Наблюдения, касающиеся характера трактовки полноты как ценности в литературе Древней Руси позволяют сделать вывод, выходящий за рамки собственно литературоведения: представление о русской культуре как основанной на полярных началах, чрезвычайно распространенное в современной культурологии, может быть откорректировано обращением к литературе средневековой, в поэтике которой принцип иерархичности, связанный с представлениями о полноте и целостности, занимает главенствующее место в сравнении с дуальными оппозициями.

Примечания

 1 См.: Непомнящий В.С. Пушкин. Русская картина мира. М., 1999. С. 352; Николаева Олеся. Православие и свобода. М., 2002. С. 285.
 2 Колесов В.В. “Жизнь происходит от слова…”. СПб., 1999. С. 81.
 3 См.: Гуревич А.Я. Культура Средневековья // История мировой культуры: Наследие Запада: курс лекций. М., 1998. С. 227.
 4 См.: Пелипенко А.А., Яковенко И.Я. Культура как система. М., 1998. С. 57.
 5 Там же. С. 63.
 6 См.: Ахутин А.В. Записки из-под спуда // “АРХЭ”: Культурологический ежегодник. Вып. 1. Кемерово, 1993. С. 16.
 7 См.: Колесов В.В. Роль традиционного восприятия слова и символики в создании литературного языка переводов // Философские и богословские идеи в памятниках древнерусской мысли. М., 2000. С. 12-17.
 8 См.: Непомнящий В.С. Поэзия и судьба: Над страницами духовной биографии Пушкина. М., 1987. С. 30, 32.
 9 См.: Аверинцев С.С. Поэтика ранневизантийской литературы. М., 1997. С. 30-58.
 10 Верещагин Е.М. Христианская книжность Древней Руси. М., 1996. С. 31.
 11 Там же.
 12 Слово о законе и благодати митрополита Киевского Илариона // Библиотека литературы Древней Руси. Т. 1. XI-XII века.
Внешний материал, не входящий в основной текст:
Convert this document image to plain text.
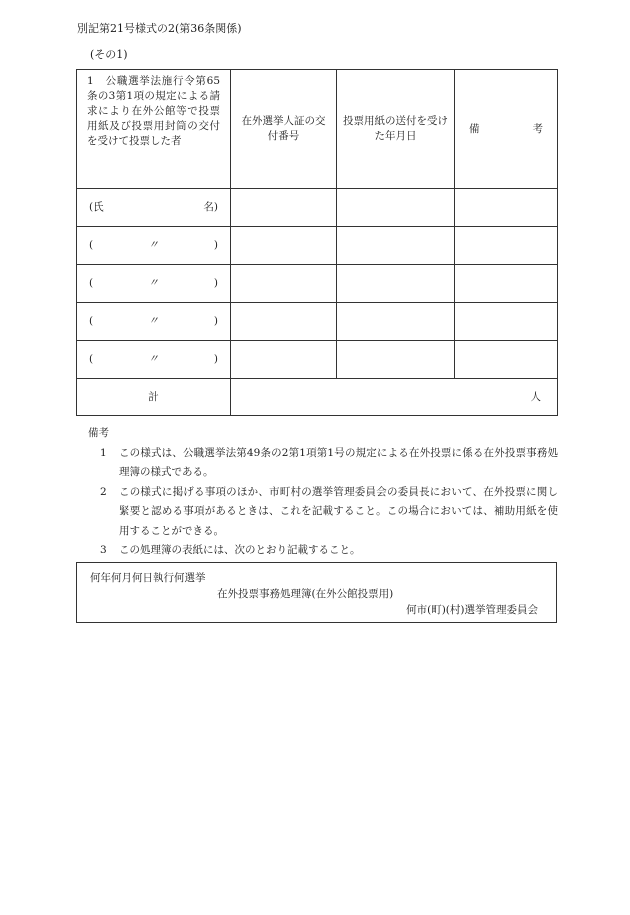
別記第21号様式の2(第36条関係)
(その1)
1　公職選挙法施行令第65条の3第1項の規定による請求により在外公館等で投票用紙及び投票用封筒の交付を受けて投票した者	在外選挙人証の交付番号	投票用紙の送付を受けた年月日	備 考

(氏 名)			

( 〃 )			

( 〃 )			

( 〃 )			

( 〃 )			

計	人		

備考

1	この様式は、公職選挙法第49条の2第1項第1号の規定による在外投票に係る在外投票事務処理簿の様式である。
2	この様式に掲げる事項のほか、市町村の選挙管理委員会の委員長において、在外投票に関し緊要と認める事項があるときは、これを記載すること。この場合においては、補助用紙を使用することができる。
3	この処理簿の表紙には、次のとおり記載すること。
何年何月何日執行何選挙
在外投票事務処理簿(在外公館投票用)
何市(町)(村)選挙管理委員会
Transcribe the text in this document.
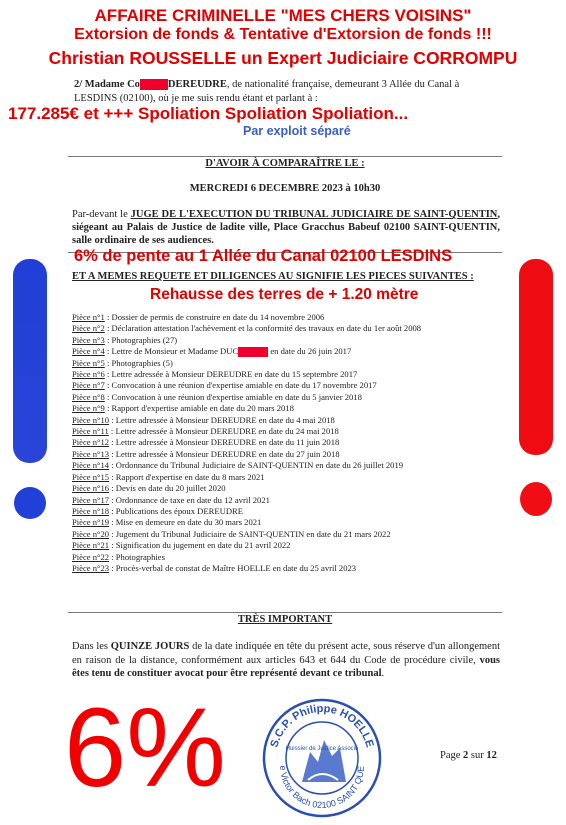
AFFAIRE CRIMINELLE "MES CHERS VOISINS"
Extorsion de fonds & Tentative d'Extorsion de fonds !!!
Christian ROUSSELLE un Expert Judiciaire CORROMPU
2/ Madame Co	DEREUDRE, de nationalité française, demeurant 3 Allée du Canal à LESDINS (02100), où je me suis rendu étant et parlant à :
177.285€ et +++ Spoliation Spoliation Spoliation...
Par exploit séparé
D'AVOIR À COMPARAÎTRE LE :
MERCREDI 6 DECEMBRE 2023 à 10h30
Par-devant le JUGE DE L'EXECUTION DU TRIBUNAL JUDICIAIRE DE SAINT-QUENTIN, siégeant au Palais de Justice de ladite ville, Place Gracchus Babeuf 02100 SAINT-QUENTIN, salle ordinaire de ses audiences.
6% de pente au 1 Allée du Canal 02100 LESDINS
ET A MEMES REQUETE ET DILIGENCES AU SIGNIFIE LES PIECES SUIVANTES :
Rehausse des terres de + 1.20 mètre
Pièce n°1 : Dossier de permis de construire en date du 14 novembre 2006
Pièce n°2 : Déclaration attestation l'achèvement et la conformité des travaux en date du 1er août 2008
Pièce n°3 : Photographies (27)
Pièce n°4 : Lettre de Monsieur et Madame DUC	en date du 26 juin 2017
Pièce n°5 : Photographies (5)
Pièce n°6 : Lettre adressée à Monsieur DEREUDRE en date du 15 septembre 2017
Pièce n°7 : Convocation à une réunion d'expertise amiable en date du 17 novembre 2017
Pièce n°8 : Convocation à une réunion d'expertise amiable en date du 5 janvier 2018
Pièce n°9 : Rapport d'expertise amiable en date du 20 mars 2018
Pièce n°10 : Lettre adressée à Monsieur DEREUDRE en date du 4 mai 2018
Pièce n°11 : Lettre adressée à Monsieur DEREUDRE en date du 24 mai 2018
Pièce n°12 : Lettre adressée à Monsieur DEREUDRE en date du 11 juin 2018
Pièce n°13 : Lettre adressée à Monsieur DEREUDRE en date du 27 juin 2018
Pièce n°14 : Ordonnance du Tribunal Judiciaire de SAINT-QUENTIN en date du 26 juillet 2019
Pièce n°15 : Rapport d'expertise en date du 8 mars 2021
Pièce n°16 : Devis en date du 20 juillet 2020
Pièce n°17 : Ordonnance de taxe en date du 12 avril 2021
Pièce n°18 : Publications des époux DEREUDRE
Pièce n°19 : Mise en demeure en date du 30 mars 2021
Pièce n°20 : Jugement du Tribunal Judiciaire de SAINT-QUENTIN en date du 21 mars 2022
Pièce n°21 : Signification du jugement en date du 21 avril 2022
Pièce n°22 : Photographies
Pièce n°23 : Procès-verbal de constat de Maître HOELLE en date du 25 avril 2023
TRÈS IMPORTANT
Dans les QUINZE JOURS de la date indiquée en tête du présent acte, sous réserve d'un allongement en raison de la distance, conformément aux articles 643 et 644 du Code de procédure civile, vous êtes tenu de constituer avocat pour être représenté devant ce tribunal.
6%	Page 2 sur 12
S.C.P. Philippe HOELLE
e Victor Bach 02100 SAINT QUE
Huissier de Justice Associé
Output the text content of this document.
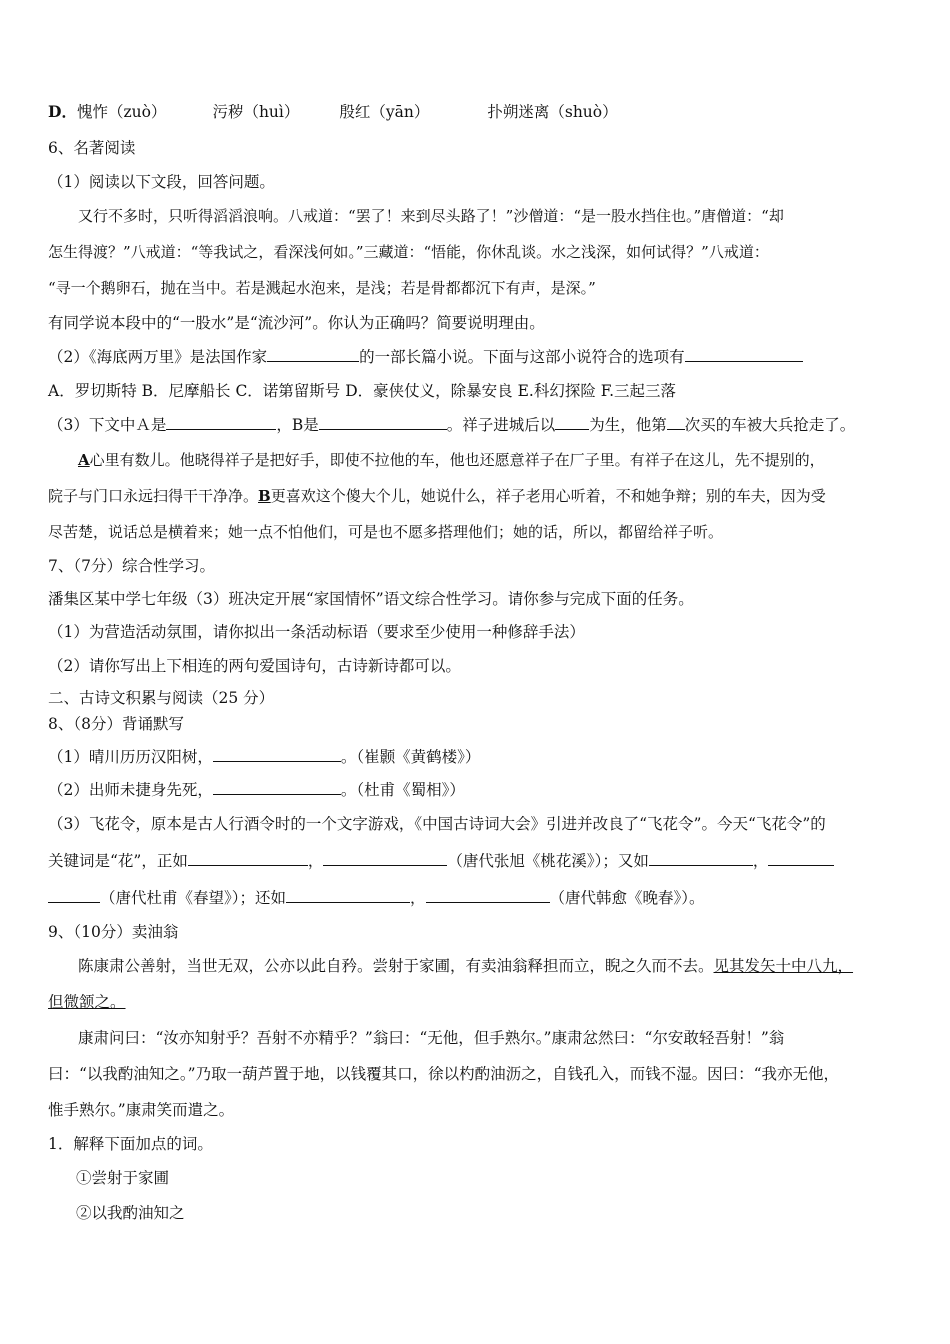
D．愧怍（zuò）	污秽（huì）	殷红（yān）	扑朔迷离（shuò）
6、名著阅读
（1）阅读以下文段，回答问题。
又行不多时，只听得滔滔浪响。八戒道：“罢了！来到尽头路了！”沙僧道：“是一股水挡住也。”唐僧道：“却
怎生得渡？”八戒道：“等我试之，看深浅何如。”三藏道：“悟能，你休乱谈。水之浅深，如何试得？”八戒道：
“寻一个鹅卵石，抛在当中。若是溅起水泡来，是浅；若是骨都都沉下有声，是深。”
有同学说本段中的“一股水”是“流沙河”。你认为正确吗？简要说明理由。
（2）《海底两万里》是法国作家	的一部长篇小说。下面与这部小说符合的选项有
A．罗切斯特 B．尼摩船长 C．诺第留斯号 D．豪侠仗义，除暴安良 E.科幻探险 F.三起三落
（3）下文中Ａ是	，B是	。祥子进城后以 为生，他第 次买的车被大兵抢走了。
A心里有数儿。他晓得祥子是把好手，即使不拉他的车，他也还愿意祥子在厂子里。有祥子在这儿，先不提别的，
院子与门口永远扫得干干净净。B更喜欢这个傻大个儿，她说什么，祥子老用心听着，不和她争辩；别的车夫，因为受
尽苦楚，说话总是横着来；她一点不怕他们，可是也不愿多搭理他们；她的话，所以，都留给祥子听。
7、（7分）综合性学习。
潘集区某中学七年级（3）班决定开展“家国情怀”语文综合性学习。请你参与完成下面的任务。
（1）为营造活动氛围，请你拟出一条活动标语（要求至少使用一种修辞手法）
（2）请你写出上下相连的两句爱国诗句，古诗新诗都可以。
二、古诗文积累与阅读（25 分）
8、（8分）背诵默写
（1）晴川历历汉阳树，	。（崔颢《黄鹤楼》）
（2）出师未捷身先死，	。（杜甫《蜀相》）
（3）飞花令，原本是古人行酒令时的一个文字游戏，《中国古诗词大会》引进并改良了“飞花令”。今天“飞花令”的
关键词是“花”，正如	，	（唐代张旭《桃花溪》）；又如	，
（唐代杜甫《春望》）；还如	，	（唐代韩愈《晚春》）。
9、（10分）卖油翁
陈康肃公善射，当世无双，公亦以此自矜。尝射于家圃，有卖油翁释担而立，睨之久而不去。见其发矢十中八九，
但微颔之。
康肃问曰：“汝亦知射乎？吾射不亦精乎？”翁曰：“无他，但手熟尔。”康肃忿然曰：“尔安敢轻吾射！”翁
曰：“以我酌油知之。”乃取一葫芦置于地，以钱覆其口，徐以杓酌油沥之，自钱孔入，而钱不湿。因曰：“我亦无他，
惟手熟尔。”康肃笑而遣之。
1．解释下面加点的词。
①尝射于家圃
②以我酌油知之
СПб., 1997. С. 50. При цитировании древнерусского текста буква “h” заменена на “е”.
 13 Сказание о Борисе и Глебе // Там же. С. 330, 332.
 14 Там же. С. 330.
 15 Там же.
 16 Слово о погибели Русской земли // Библиотека литературы Древней Руси. Т. 5. XIII век. СПб., 1997. С. 90.
 17 См.: Минц З.Г. Поэтика Александра Блока. СПб., 1999. С. 255.
 18 См.: Мартынов В.И. Культура, иконосфера и богослужебное пение Московской Руси. М., 2000. С. 179-182.
 19 Топоров В.Н. Святость и святые в русской духовной культуре. Т. 1. Первый век христианства на Руси. М., 1995. С. 9.
 20 Там же. С. 738.
 21 Повесть о Петре и Февронии / Подг. текстов и исследование Р.П. Дмитриевой. Л., 1979. С. 211.
 22 См.: Лихачев Д.С. Избранные работы: В 3 т. Л., 1978. Т. 3. С. 77-78.
 23 См.: Махновец Т.А. Сотериологический историзм “Слова о законе и благодати” (к определению места произведения в курсе истории русской литературы) // Христианское просвещение и русская культура: Материалы VI научно-богословской конференции. 15 мая 2003 г. Йошкар-Ола, 2004. С. 78-80.